Nine countries were represented from around the globe including Canada, France, Ireland, Japan, Singapore, South Korea, Spain, the UK and the USA.
The event concluded a productive week of discussions, networking, conference sessions and side events at the International Conference on Ocean Energy (ICOE) 2016 in Edinburgh.
Established at EMEC’s International Test Centres Symposium in Orkney in 2013, the International WaTERS network brings together operational and planned test sites from around the world to discuss common issues and agree actions for the good of marine energy.
In 2014, the network met again in Nova Scotia, Canada, at an event jointly hosted by EMEC and the Fundy Ocean Research Center for Energy (FORCE).
This time round, discussions were focused on key issues identified by participating organisations. These included environmental monitoring and licencing, marine operations, electrical operations and safety, funding for research programmes, government support, and business planning.
It was concluded that the network of test sites can play an important role in increasing the effectiveness of research programmes.
Neil Kermode, managing director at EMEC, said: “We see global collaboration as essential to the successful development of marine renewables.
“You only need to travel abroad and experience the pointless diversity that grew up in something as simple as a plug and socket to see why working together is ideal.

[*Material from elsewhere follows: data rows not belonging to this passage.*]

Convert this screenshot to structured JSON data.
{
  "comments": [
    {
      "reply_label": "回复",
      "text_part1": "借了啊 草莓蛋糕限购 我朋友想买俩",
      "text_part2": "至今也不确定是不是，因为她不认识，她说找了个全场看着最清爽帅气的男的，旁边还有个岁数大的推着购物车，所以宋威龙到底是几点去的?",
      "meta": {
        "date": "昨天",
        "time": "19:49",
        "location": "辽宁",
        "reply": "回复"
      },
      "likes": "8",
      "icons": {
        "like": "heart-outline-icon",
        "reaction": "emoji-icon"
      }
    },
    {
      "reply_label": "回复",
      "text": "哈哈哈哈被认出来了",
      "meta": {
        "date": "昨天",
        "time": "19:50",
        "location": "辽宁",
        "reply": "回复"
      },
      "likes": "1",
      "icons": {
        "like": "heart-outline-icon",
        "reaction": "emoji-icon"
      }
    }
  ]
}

If we can stay synchronised, we can avoid that sort of waste being accidentally built into our industry.”
John Breslin, general manager at SmartBay Ireland, said: “I’m delighted that this excellent workshop provided the unique opportunity to strengthen ties with other test site operators, and share experiences and lessons learnt.
“I sincerely hope we can continue this momentum which will move us closer towards developing international best practice for the management and operation of ocean energy test sites.”
Brian Polagye, co-director at the Northwest National Marine Renewable Energy Center in the USA, said: “The workshop highlighted the collective challenges facing test facilities and their ability to work together to overcome and advance the industry.”
Kiyohiko Ko, from the Nagasaki Prefectural Government in Japan, said: “It was very useful for us to learn about the different test sites in the world, and it was very nice to have the opportunity to have collaborative discussions here. We would like to keep good relationships to find a way to sort our common challenges.”
Patrick Cross, from the Natural Energy Institute at theUniversity of Hawaii, added: “It was an outstanding opportunity to interact with our colleagues from other test centres, share information about our wave energy tests in Hawaii, and gain additional perspectives on what we might expect as we go forward.”